The paper tackled the problem of local Bayesian optimization for expensive, high-dimensional black-box functions by introducing a method that maximizes the probability of descent, rather than relying on the expected gradient direction. The result showed that this approach outperforms previous methods and is competitive with more complex baselines in experiments on synthetic and real-world objectives.
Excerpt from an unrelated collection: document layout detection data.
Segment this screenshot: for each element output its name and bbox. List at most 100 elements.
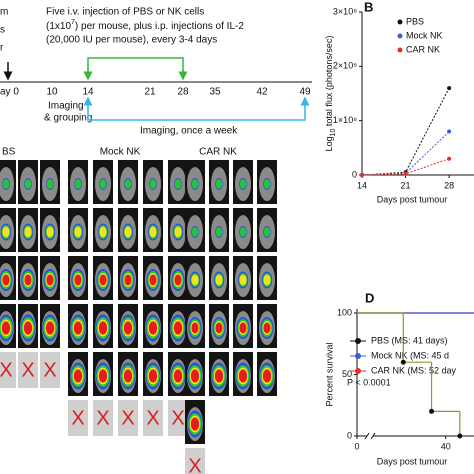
mouse-image xyxy=(233,304,253,348)
signal xyxy=(99,226,107,238)
mouse-image xyxy=(209,208,229,252)
signal xyxy=(190,369,200,383)
mouse-image xyxy=(185,352,205,396)
signal xyxy=(1,321,11,335)
signal xyxy=(191,179,199,189)
mouse-image xyxy=(93,208,113,252)
x-tick-label: 40 xyxy=(441,441,451,451)
y-axis-title: Log10 total flux (photons/sec) xyxy=(324,36,336,152)
signal xyxy=(215,322,223,334)
mouse-image xyxy=(18,304,38,348)
y-tick-label: 100 xyxy=(337,307,352,317)
legend-marker xyxy=(397,47,403,53)
x-tick-label: 0 xyxy=(354,441,359,451)
y-tick-label: 0 xyxy=(352,169,357,179)
mouse-image xyxy=(40,160,60,204)
mouse-image xyxy=(168,304,188,348)
protocol-text: (1x107) per mouse, plus i.p. injections … xyxy=(46,19,244,32)
signal xyxy=(173,369,183,383)
signal xyxy=(191,322,199,334)
mouse-image xyxy=(209,352,229,396)
protocol-text: (20,000 IU per mouse), every 3-4 days xyxy=(46,35,217,46)
mouse-image xyxy=(68,208,88,252)
dead-box xyxy=(18,352,38,388)
mouse-image xyxy=(168,160,188,204)
dead-box xyxy=(185,448,205,474)
mouse-image xyxy=(68,160,88,204)
dead-marker: X xyxy=(18,352,38,388)
mouse-image xyxy=(257,256,277,300)
dead-x: X xyxy=(43,359,56,381)
legend-label: PBS (MS: 41 days) xyxy=(371,335,448,345)
mouse-image xyxy=(0,256,16,300)
mouse-image xyxy=(118,352,138,396)
x-tick-label: 21 xyxy=(401,180,411,190)
series-point xyxy=(447,156,452,161)
mouse-image xyxy=(118,160,138,204)
signal xyxy=(239,322,247,334)
signal xyxy=(23,321,33,335)
dead-x: X xyxy=(171,407,184,429)
mouse-image xyxy=(18,208,38,252)
signal xyxy=(98,369,108,383)
axis-break xyxy=(364,432,370,440)
series-line xyxy=(361,131,450,176)
signal xyxy=(215,274,223,286)
dead-x: X xyxy=(21,359,34,381)
signal xyxy=(238,369,248,383)
survival-point xyxy=(457,433,463,439)
y-title-part: total flux (photons/sec) xyxy=(324,36,334,129)
signal xyxy=(263,179,271,189)
dead-x: X xyxy=(96,407,109,429)
mouse-image xyxy=(168,208,188,252)
signal xyxy=(149,179,157,189)
signal xyxy=(174,274,182,286)
survival-point xyxy=(429,408,435,414)
signal xyxy=(191,227,199,237)
dead-box xyxy=(93,400,113,436)
legend-label: Mock NK xyxy=(406,30,443,40)
mouse-image xyxy=(168,256,188,300)
y-axis-title: Percent survival xyxy=(324,342,334,406)
y-tick-label: 0 xyxy=(347,430,352,440)
legend-marker xyxy=(397,19,403,25)
dead-x: X xyxy=(146,407,159,429)
dead-marker: X xyxy=(93,400,113,436)
day-label: 35 xyxy=(209,87,221,98)
legend-marker xyxy=(355,368,361,374)
day-label: 10 xyxy=(46,87,58,98)
signal xyxy=(263,227,271,237)
signal xyxy=(98,321,108,335)
protocol-text: Five i.v. injection of PBS or NK cells xyxy=(46,7,204,18)
dead-box xyxy=(118,400,138,436)
mouse-image xyxy=(168,352,188,396)
signal xyxy=(149,274,157,286)
mouse-image xyxy=(93,352,113,396)
mouse-image xyxy=(209,256,229,300)
imaging-label: Imaging, once a week xyxy=(140,126,238,137)
signal xyxy=(124,226,132,238)
dead-box xyxy=(40,352,60,388)
protocol-part: ) per mouse, plus i.p. injections of IL-… xyxy=(75,21,244,32)
mouse-image xyxy=(143,304,163,348)
signal xyxy=(173,321,183,335)
dead-marker: X xyxy=(40,352,60,388)
dead-marker: X xyxy=(118,400,138,436)
dead-x: X xyxy=(71,407,84,429)
signal xyxy=(46,179,54,189)
signal xyxy=(148,369,158,383)
mouse-image xyxy=(233,352,253,396)
signal xyxy=(124,179,132,189)
signal xyxy=(123,369,133,383)
mouse-image xyxy=(257,208,277,252)
dead-box xyxy=(168,400,188,436)
mouse-image xyxy=(185,256,205,300)
mouse-image xyxy=(93,304,113,348)
annotation: P < 0.0001 xyxy=(347,377,391,387)
day-label: 14 xyxy=(82,87,94,98)
mouse-image xyxy=(143,208,163,252)
mouse-image xyxy=(40,208,60,252)
signal xyxy=(124,274,132,286)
Local optimization presents a promising approach to expensive, high-dimensional black-box optimization by sidestepping the need to globally explore the search space. For objective functions whose gradient cannot be evaluated directly, Bayesian optimization offers one solution -- we construct a probabilistic model of the objective, design a policy to learn about the gradient at the current location, and use the resulting information to navigate the objective landscape. Previous work has realized this scheme by minimizing the variance in the estimate of the gradient, then moving in the direction of the expected gradient. In this paper, we re-examine and refine this approach. We demonstrate that, surprisingly, the expected value of the gradient is not always the direction maximizing the probability of descent, and in fact, these directions may be nearly orthogonal. This observation then inspires an elegant optimization scheme seeking to maximize the probability of descent while moving in the direction of most-probable descent. Experiments on both synthetic and real-world objectives show that our method outperforms previous realizations of this optimization scheme and is competitive against other, significantly more complicated baselines.